For all $n \in \N_{> 0}$, let $\map P n$ be the proposition:

$\displaystyle k > n \implies {n \brace k} = 0$

### Basis for the Induction

$\map P 0$ is the case:

$\displaystyle {0 \brace k} = \delta_{0 k}$

So by definition of Kronecker delta:

$\forall k \in \Z_{\ge 0}: k > 0 \implies \displaystyle {0 \brace k} = 0$

and so $\map P 0$ is seen to hold.

This is the basis for the induction.

### Induction Hypothesis

Now it needs to be shown that, if $\map P r$ is true, where $0 \le r$, then it logically follows that $\map P {r + 1}$ is true.
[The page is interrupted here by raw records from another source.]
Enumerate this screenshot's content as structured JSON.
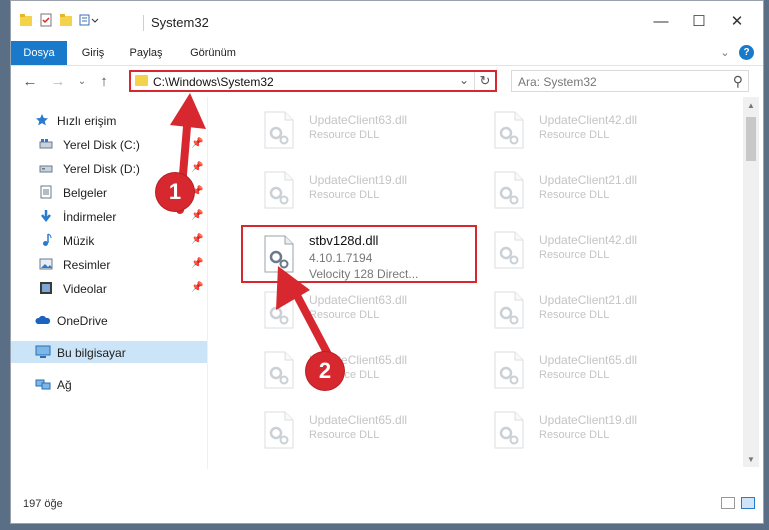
{
  "window": {
    "title": "System32",
    "minimize_label": "—",
    "maximize_label": "☐",
    "close_label": "✕"
  },
  "ribbon": {
    "tabs": [
      {
        "label": "Dosya",
        "active": true
      },
      {
        "label": "Giriş"
      },
      {
        "label": "Paylaş"
      },
      {
        "label": "Görünüm"
      }
    ],
    "expand_label": "⌄",
    "help_label": "?"
  },
  "address": {
    "path": "C:\\Windows\\System32",
    "dropdown": "⌄",
    "refresh": "↻"
  },
  "search": {
    "placeholder": "Ara: System32",
    "icon_glyph": "⚲"
  },
  "nav": {
    "back": "←",
    "forward": "→",
    "recent": "⌄",
    "up": "↑"
  },
  "sidebar": {
    "items": [
      {
        "label": "Hızlı erişim",
        "icon": "star-icon",
        "pinned": false
      },
      {
        "label": "Yerel Disk (C:)",
        "icon": "drive-icon",
        "pinned": true
      },
      {
        "label": "Yerel Disk (D:)",
        "icon": "drive-icon",
        "pinned": true
      },
      {
        "label": "Belgeler",
        "icon": "document-icon",
        "pinned": true
      },
      {
        "label": "İndirmeler",
        "icon": "download-icon",
        "pinned": true
      },
      {
        "label": "Müzik",
        "icon": "music-icon",
        "pinned": true
      },
      {
        "label": "Resimler",
        "icon": "pictures-icon",
        "pinned": true
      },
      {
        "label": "Videolar",
        "icon": "video-icon",
        "pinned": true
      },
      {
        "label": "OneDrive",
        "icon": "cloud-icon",
        "pinned": false
      },
      {
        "label": "Bu bilgisayar",
        "icon": "computer-icon",
        "pinned": false,
        "selected": true
      },
      {
        "label": "Ağ",
        "icon": "network-icon",
        "pinned": false
      }
    ],
    "pin_glyph": "📌"
  },
  "files": {
    "left": [
      {
        "name": "UpdateClient63.dll",
        "type": "Resource DLL"
      },
      {
        "name": "UpdateClient19.dll",
        "type": "Resource DLL"
      },
      {
        "name": "stbv128d.dll",
        "type": "4.10.1.7194",
        "type2": "Velocity 128 Direct...",
        "highlight": true
      },
      {
        "name": "UpdateClient63.dll",
        "type": "Resource DLL"
      },
      {
        "name": "UpdateClient65.dll",
        "type": "Resource DLL"
      },
      {
        "name": "UpdateClient65.dll",
        "type": "Resource DLL"
      }
    ],
    "right": [
      {
        "name": "UpdateClient42.dll",
        "type": "Resource DLL"
      },
      {
        "name": "UpdateClient21.dll",
        "type": "Resource DLL"
      },
      {
        "name": "UpdateClient42.dll",
        "type": "Resource DLL"
      },
      {
        "name": "UpdateClient21.dll",
        "type": "Resource DLL"
      },
      {
        "name": "UpdateClient65.dll",
        "type": "Resource DLL"
      },
      {
        "name": "UpdateClient19.dll",
        "type": "Resource DLL"
      }
    ]
  },
  "status": {
    "count": "197 öğe"
  },
  "annotations": {
    "badge1": "1",
    "badge2": "2",
    "color": "#d7282f"
  }
}
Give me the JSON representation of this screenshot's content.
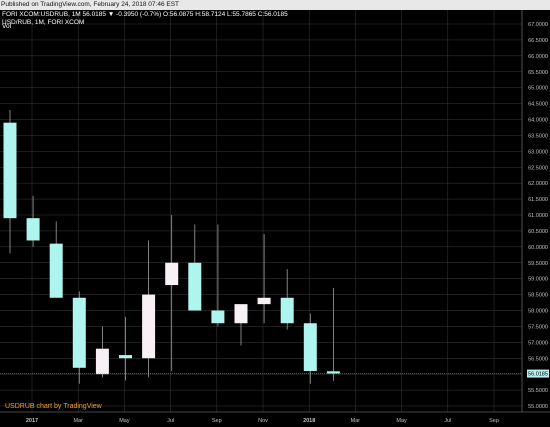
{
  "header": {
    "published": "Published on TradingView.com, February 24, 2018 07:46 EST",
    "ohlc_line": "FORI XCOM:USDRUB, 1M 56.0185 ▼ -0.3950 (-0.7%) O:56.0875 H:58.7124 L:55.7865 C:56.0185",
    "symbol_line": "USD/RUB, 1M, FORI XCOM",
    "volume_label": "Vol"
  },
  "watermark": "USDRUB chart by TradingView",
  "price_tag": "56.0185",
  "colors": {
    "background": "#000000",
    "bull_candle": "#f7f0f4",
    "bear_candle": "#aef5f0",
    "wick": "#a0a0a0",
    "grid": "#3a3a3a",
    "axis_text": "#c0c0c0",
    "price_tag_bg": "#b8f0f0",
    "watermark": "#f0a030"
  },
  "chart_data": {
    "type": "candlestick",
    "title": "",
    "ylim": [
      55.0,
      67.0
    ],
    "y_ticks": [
      "67.0000",
      "66.5000",
      "66.0000",
      "65.5000",
      "65.0000",
      "64.5000",
      "64.0000",
      "63.5000",
      "63.0000",
      "62.5000",
      "62.0000",
      "61.5000",
      "61.0000",
      "60.5000",
      "60.0000",
      "59.5000",
      "59.0000",
      "58.5000",
      "58.0000",
      "57.5000",
      "57.0000",
      "56.5000",
      "56.0000",
      "55.5000",
      "55.0000"
    ],
    "x_ticks": [
      "2017",
      "Mar",
      "May",
      "Jul",
      "Sep",
      "Nov",
      "2018",
      "Mar",
      "May",
      "Jul",
      "Sep"
    ],
    "x_tick_month_index": [
      0,
      2,
      4,
      6,
      8,
      10,
      12,
      14,
      16,
      18,
      20
    ],
    "n_slots": 21,
    "candles": [
      {
        "month": "2016-11",
        "open": 63.9,
        "high": 64.3,
        "low": 59.8,
        "close": 60.9
      },
      {
        "month": "2016-12",
        "open": 60.9,
        "high": 61.6,
        "low": 60.0,
        "close": 60.2
      },
      {
        "month": "2017-01",
        "open": 60.1,
        "high": 60.8,
        "low": 58.4,
        "close": 58.4
      },
      {
        "month": "2017-02",
        "open": 58.4,
        "high": 58.6,
        "low": 55.7,
        "close": 56.2
      },
      {
        "month": "2017-03",
        "open": 56.0,
        "high": 57.5,
        "low": 55.9,
        "close": 56.8
      },
      {
        "month": "2017-04",
        "open": 56.6,
        "high": 57.8,
        "low": 55.8,
        "close": 56.5
      },
      {
        "month": "2017-05",
        "open": 56.5,
        "high": 60.2,
        "low": 55.9,
        "close": 58.5
      },
      {
        "month": "2017-06",
        "open": 58.8,
        "high": 61.0,
        "low": 56.1,
        "close": 59.5
      },
      {
        "month": "2017-07",
        "open": 59.5,
        "high": 60.7,
        "low": 58.1,
        "close": 58.0
      },
      {
        "month": "2017-08",
        "open": 58.0,
        "high": 60.7,
        "low": 57.5,
        "close": 57.6
      },
      {
        "month": "2017-09",
        "open": 57.6,
        "high": 58.1,
        "low": 56.9,
        "close": 58.2
      },
      {
        "month": "2017-10",
        "open": 58.2,
        "high": 60.4,
        "low": 57.6,
        "close": 58.4
      },
      {
        "month": "2017-11",
        "open": 58.4,
        "high": 59.3,
        "low": 57.4,
        "close": 57.6
      },
      {
        "month": "2017-12",
        "open": 57.6,
        "high": 57.9,
        "low": 55.7,
        "close": 56.1
      },
      {
        "month": "2018-01",
        "open": 56.09,
        "high": 58.71,
        "low": 55.79,
        "close": 56.02
      }
    ],
    "last_price": 56.0185,
    "last_price_label": "56.0185",
    "grid": true
  }
}
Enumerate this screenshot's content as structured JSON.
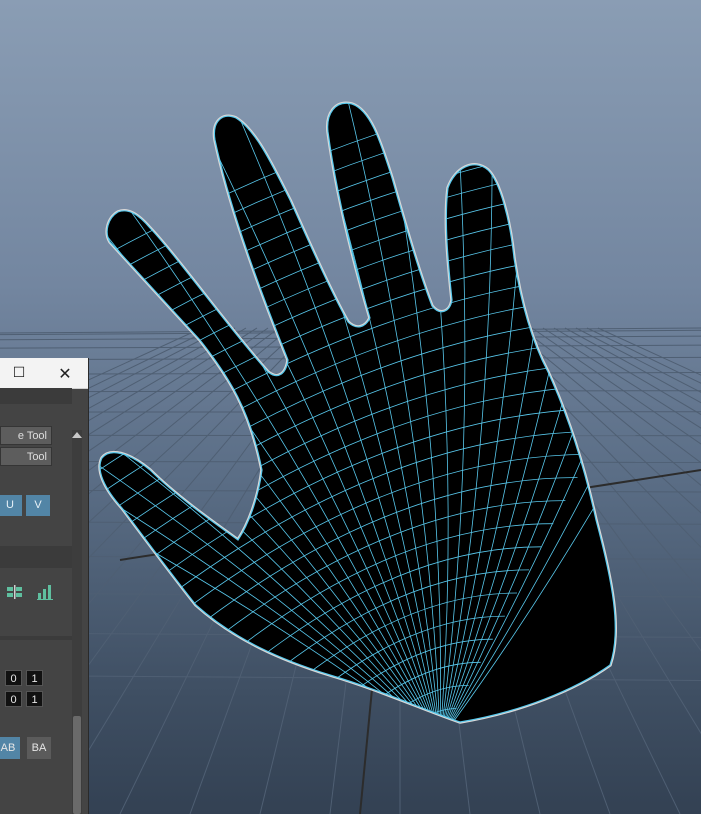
{
  "viewport": {
    "background_top": "#8a9db4",
    "background_bottom": "#334153",
    "grid_color": "#4f5f73",
    "grid_axis_color": "#2c2c2c",
    "mesh_fill": "#000000",
    "mesh_wire": "#58c8ec",
    "selection_outline": "#d8d8d8"
  },
  "tool_window": {
    "title_buttons": {
      "maximize_glyph": "☐",
      "close_glyph": "✕"
    },
    "fields": [
      "e Tool",
      "Tool"
    ],
    "uv_buttons": [
      "U",
      "V"
    ],
    "icon_buttons": [
      "distribute-icon",
      "bar-chart-icon"
    ],
    "range_rows": [
      {
        "min": "0",
        "max": "1"
      },
      {
        "min": "0",
        "max": "1"
      }
    ],
    "order_buttons": [
      "AB",
      "BA"
    ],
    "accent": "#5285a6"
  }
}
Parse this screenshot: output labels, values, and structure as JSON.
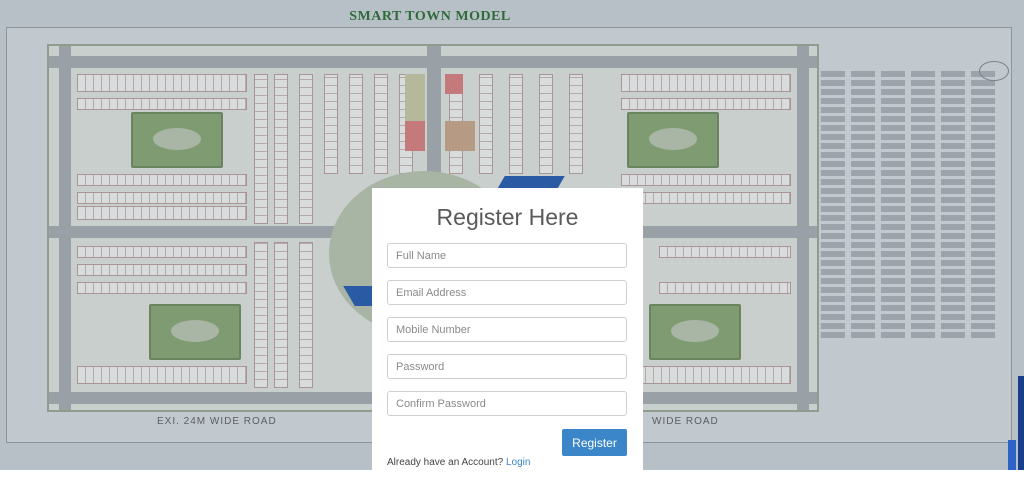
{
  "background": {
    "title": "SMART TOWN MODEL",
    "road_label_left": "EXI. 24M WIDE ROAD",
    "road_label_right": "WIDE ROAD"
  },
  "register": {
    "title": "Register Here",
    "fields": {
      "full_name": "Full Name",
      "email": "Email Address",
      "mobile": "Mobile Number",
      "password": "Password",
      "confirm_password": "Confirm Password"
    },
    "submit_label": "Register",
    "login_prompt": "Already have an Account?",
    "login_link": "Login"
  },
  "colors": {
    "button": "#3a86c8",
    "link": "#3a86c8",
    "title_green": "#2f6b3a"
  }
}
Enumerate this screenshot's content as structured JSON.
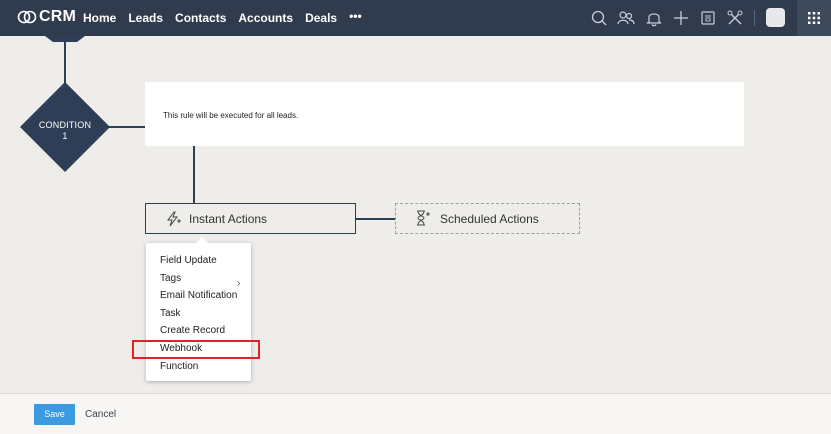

So this is the induction hypothesis:

$\displaystyle k > r \implies {r \brace k} = 0$

from which it is to be shown that:

$\displaystyle k > r + 1 \implies {r + 1 \brace k} = 0$

### Induction Step

This is the induction step:

 $\displaystyle {r + 1 \brace k}$ $=$ $\displaystyle k {r \brace k} + {r \brace k - 1}$ $\displaystyle$ $=$ $\displaystyle r \times 0 + {r \brace k - 1}$ Induction Hypothesis $\displaystyle$ $=$ $\displaystyle r \times 0 + 0$ Induction Hypothesis: $k > r + 1 \implies k - 1 > r$ $\displaystyle$ $=$ $\displaystyle 0$

So $\map P r \implies \map P {r + 1}$ and the result follows by the Principle of Mathematical Induction.

Therefore:

$\displaystyle \forall n \in \Z_{\ge 0}: k > n \implies {n \brace k} = 0$

$\blacksquare$